For Apple, those attributes are technology versus design. Technology is science. Design is art. Technology is functional but ugly. Design is beautiful but impractical. The two don’t go together—they’re in open and obvious conflict. But Apple forces them together in their brand and in their marketing, and the tension created there has helped to make Apple one of the most powerful brands on the planet.

Dove’s women’s beauty care line has harnessed conflict to tell lots of compelling stories online. That conflict is internal confidence versus external beauty. Those two attributes are so in conflict it’s almost hard to understand how they could coexist in one brand. But Dove’s stories show women discovering new internal confidence based on their own unrealized physical beauty.

What Is My Brand’s Conflict?

I’ll admit, it gets tricky here. I’ve been doing this for two decades and it still takes lots of mining, probing and even soul searching to excavate your brand conflict. It can’t be shallow or simple gloss. We need a conflict that is important, intriguing, and foundational to your company or product.

The two conflicting attributes shouldn’t be minor aspects of your brand either, they should be definitive. And they also shouldn’t easily apply to your entire category—they should be specific to your brand. Sure, your tangerines may be “sweet versus sour,” but so are everyone else’s tangerines.

Finally, it’s far preferable if your attributes aren’t just functional. Attributes like savory, blue, cheap, or 50% larger are all fine, but they’re just describing a thing. What are the juicy, intriguing, and most importantly real attributes of your brand that we can harness?

Not One Story. Endless Stories.

Once you’ve discovered the two attributes that collide to create your brand conflict, you’ll find it surprisingly easy to not just tell one story, but to instead tell story after story about your brand from multiple viewpoints.

Apply that conflict to every aspect of your brand, every person it touches, and every way it effects our lives. You’ll find the same conflict can be used in so many different ways. Think of it this way: the movies Fatal Attraction, Alien, The Cable Guy and Gremlins may be wildly different films, but they all harness the same conflict: a scary person (or creature) is after the hero because of a bad decision.

A single conflict doesn’t mean a single story.
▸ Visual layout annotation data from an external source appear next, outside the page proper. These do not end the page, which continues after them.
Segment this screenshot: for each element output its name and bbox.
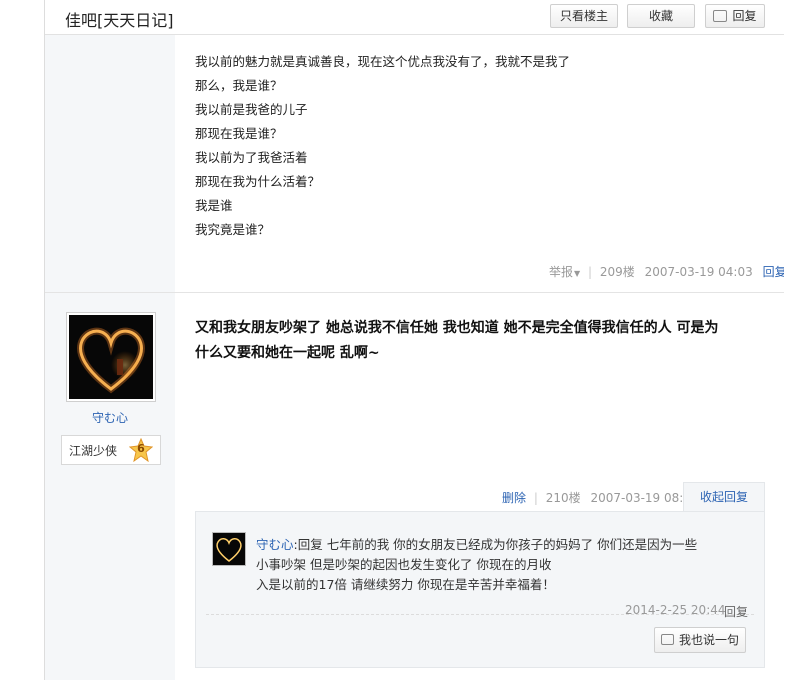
avatar[interactable]	[66, 312, 156, 402]
post-text-line: 我是谁	[195, 198, 233, 213]
sub-reply-reply-link[interactable]: 回复	[724, 603, 748, 620]
avatar-heart-image	[69, 315, 153, 399]
post-text-line: 我以前是我爸的儿子	[195, 102, 308, 117]
thread-header: 佳吧[天天日记] 只看楼主 收藏 回复	[45, 0, 785, 35]
floor210-author-sidebar: 守む心 江湖少侠 6	[45, 293, 175, 680]
forum-title[interactable]: 佳吧[天天日记]	[65, 7, 174, 31]
favorite-button[interactable]: 收藏	[627, 4, 695, 28]
delete-link[interactable]: 删除	[502, 491, 526, 505]
post-text-line: 我究竟是谁？	[195, 222, 271, 237]
sub-reply-datetime: 2014-2-25 20:44	[625, 603, 726, 617]
post-text-line: 又和我女朋友吵架了 她总说我不信任她 我也知道 她不是完全值得我信任的人 可是为	[195, 320, 719, 336]
thread-page: 佳吧[天天日记] 只看楼主 收藏 回复 我以前的魅力就是真诚善良，现在这个优点我…	[44, 0, 787, 680]
post-text-line: 我以前为了我爸活着	[195, 150, 308, 165]
username[interactable]: 守む心	[45, 409, 175, 426]
floor209-reply-link[interactable]: 回复	[763, 265, 787, 279]
level-number: 6	[137, 442, 145, 455]
comment-icon	[660, 634, 674, 645]
sub-reply-line-2: 小事吵架 但是吵架的起因也发生变化了 你现在的月收	[256, 557, 552, 572]
post-text-line: 那么，我是谁？	[195, 78, 283, 93]
reply-button[interactable]: 回复	[705, 4, 765, 28]
floor-number: 209楼	[599, 265, 635, 279]
page-right-gutter	[784, 0, 798, 680]
post-text-line: 什么又要和她在一起呢 乱啊~	[195, 345, 380, 361]
sub-reply-line-3: 入是以前的17倍 请继续努力 你现在是辛苦并幸福着！	[256, 577, 555, 592]
collapse-reply-tab[interactable]: 收起回复	[683, 482, 765, 513]
sub-reply-line-1: 守む心:回复 七年前的我 你的女朋友已经成为你孩子的妈妈了 你们还是因为一些	[256, 537, 698, 552]
comment-icon	[713, 9, 728, 22]
reply-button-label: 回复	[732, 9, 757, 23]
report-link[interactable]: 举报	[549, 265, 573, 279]
sub-reply-panel: 守む心:回复 七年前的我 你的女朋友已经成为你孩子的妈妈了 你们还是因为一些 小…	[195, 511, 765, 668]
only-author-button[interactable]: 只看楼主	[550, 4, 618, 28]
sub-reply-avatar[interactable]	[212, 532, 246, 566]
post-text-line: 那现在我为什么活着？	[195, 174, 321, 189]
say-something-label: 我也说一句	[678, 633, 739, 647]
floor210-meta: 删除 | 210楼 2007-03-19 08:07	[502, 491, 699, 505]
dropdown-arrow-icon[interactable]: ▼	[574, 269, 580, 278]
floor209-meta: 举报▼ | 209楼 2007-03-19 04:03 回复	[549, 265, 787, 279]
post-text-line: 那现在我是谁？	[195, 126, 283, 141]
sub-reply-text: 回复 七年前的我 你的女朋友已经成为你孩子的妈妈了 你们还是因为一些	[297, 537, 698, 552]
floor209-author-sidebar	[45, 35, 175, 292]
post-datetime: 2007-03-19 04:03	[644, 265, 753, 279]
level-badge-box[interactable]: 江湖少侠 6	[61, 435, 161, 465]
say-something-button[interactable]: 我也说一句	[654, 627, 746, 653]
sub-reply-item: 守む心:回复 七年前的我 你的女朋友已经成为你孩子的妈妈了 你们还是因为一些 小…	[206, 520, 754, 619]
floor-number: 210楼	[545, 491, 581, 505]
level-name: 江湖少侠	[69, 444, 118, 458]
post-text-line: 我以前的魅力就是真诚善良，现在这个优点我没有了，我就不是我了	[195, 54, 571, 69]
level-star-icon: 6	[128, 437, 154, 463]
sub-reply-username[interactable]: 守む心	[256, 537, 294, 552]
It is the springboard for every story you tell, and it can influence every brand communication, from packaging to video to your next social media post.
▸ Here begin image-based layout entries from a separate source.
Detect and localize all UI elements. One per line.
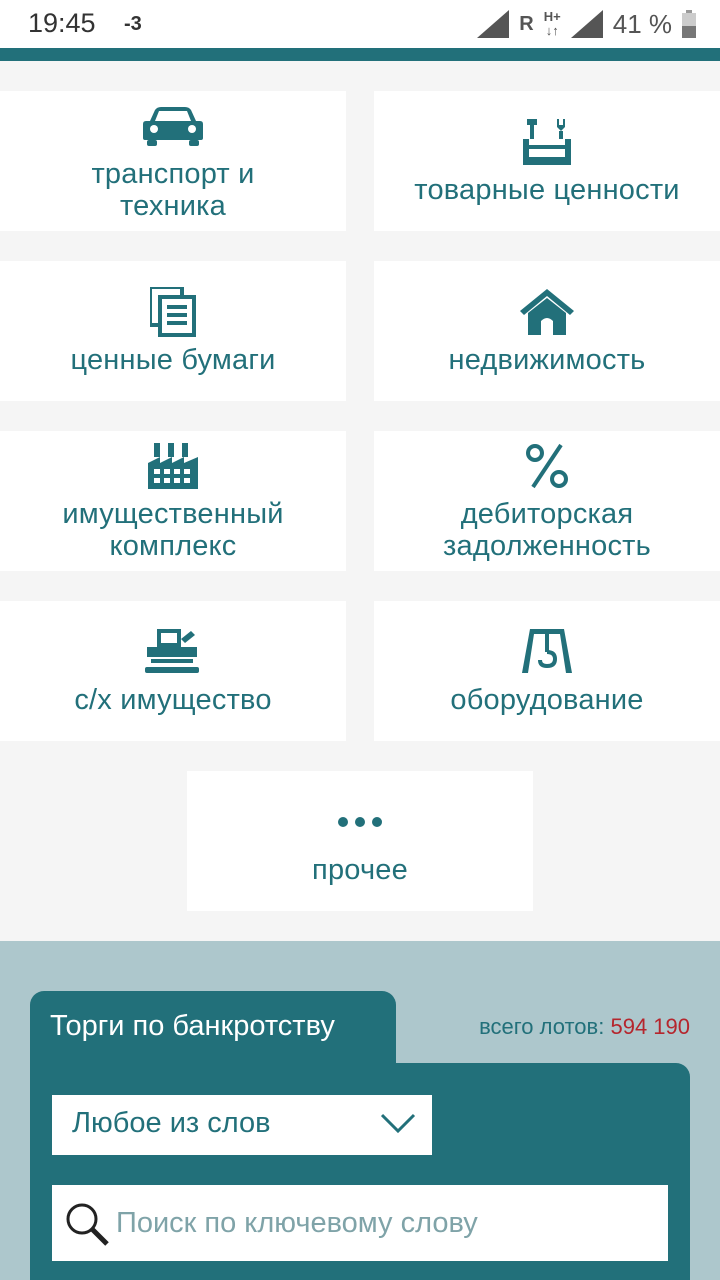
network-type-label: H+	[543, 9, 561, 24]
battery-percent: 41 %	[612, 8, 672, 39]
category-property-complex[interactable]: имущественный комплекс	[0, 431, 346, 571]
category-label: ценные бумаги	[70, 344, 276, 376]
roaming-indicator: R	[519, 12, 534, 35]
status-bar: 19:45 -3 R H+ ↓↑ 41 %	[0, 0, 720, 48]
category-label: оборудование	[450, 684, 644, 716]
more-dots-icon	[328, 796, 392, 848]
category-securities[interactable]: ценные бумаги	[0, 261, 346, 401]
lots-count: 594 190	[610, 1014, 690, 1039]
toolbox-icon	[515, 116, 579, 168]
crane-hook-icon	[515, 626, 579, 678]
category-agricultural[interactable]: с/х имущество	[0, 601, 346, 741]
signal-icon	[477, 10, 510, 38]
header-accent-bar	[0, 48, 720, 61]
category-label: дебиторская задолженность	[443, 498, 651, 562]
status-icons: R H+ ↓↑ 41 %	[477, 6, 696, 42]
factory-icon	[141, 440, 205, 492]
category-label: прочее	[312, 854, 408, 886]
category-label: с/х имущество	[74, 684, 272, 716]
house-icon	[515, 286, 579, 338]
category-other[interactable]: прочее	[187, 771, 533, 911]
percent-icon	[515, 440, 579, 492]
category-label: транспорт и техника	[91, 158, 255, 222]
category-label: товарные ценности	[414, 174, 680, 206]
category-equipment[interactable]: оборудование	[374, 601, 720, 741]
tab-label: Торги по банкротству	[50, 1010, 335, 1042]
harvester-icon	[141, 626, 205, 678]
car-icon	[141, 100, 205, 152]
signal-icon-2	[570, 10, 603, 38]
lots-counter: всего лотов: 594 190	[479, 1014, 690, 1040]
category-transport[interactable]: транспорт и техника	[0, 91, 346, 231]
lots-label: всего лотов:	[479, 1014, 605, 1039]
documents-icon	[141, 286, 205, 338]
search-input[interactable]	[116, 1199, 656, 1247]
category-receivables[interactable]: дебиторская задолженность	[374, 431, 720, 571]
battery-icon	[682, 10, 696, 38]
network-type-icon: H+ ↓↑	[543, 9, 561, 38]
category-goods[interactable]: товарные ценности	[374, 91, 720, 231]
status-indicator: -3	[124, 13, 142, 35]
search-icon	[66, 1203, 109, 1246]
search-mode-select[interactable]: Любое из слов	[52, 1095, 432, 1155]
category-real-estate[interactable]: недвижимость	[374, 261, 720, 401]
category-label: имущественный комплекс	[62, 498, 284, 562]
chevron-down-icon	[380, 1113, 416, 1134]
status-time: 19:45	[28, 8, 96, 38]
search-mode-value: Любое из слов	[72, 1107, 271, 1139]
search-field[interactable]	[52, 1185, 668, 1261]
category-label: недвижимость	[448, 344, 646, 376]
This may all seem pretty confusing right now, but take a look around the marketing world in our industry. Surely you’ve noticed those companies that are doing a great job engaging with customers, consumers and employees with compelling stories. And you may have noticed the effect those connections are having on their success. You have great stories to tell. Just don’t be afraid of letting conflict be part of it. It’s the hook that will begin to build true and memorable connections.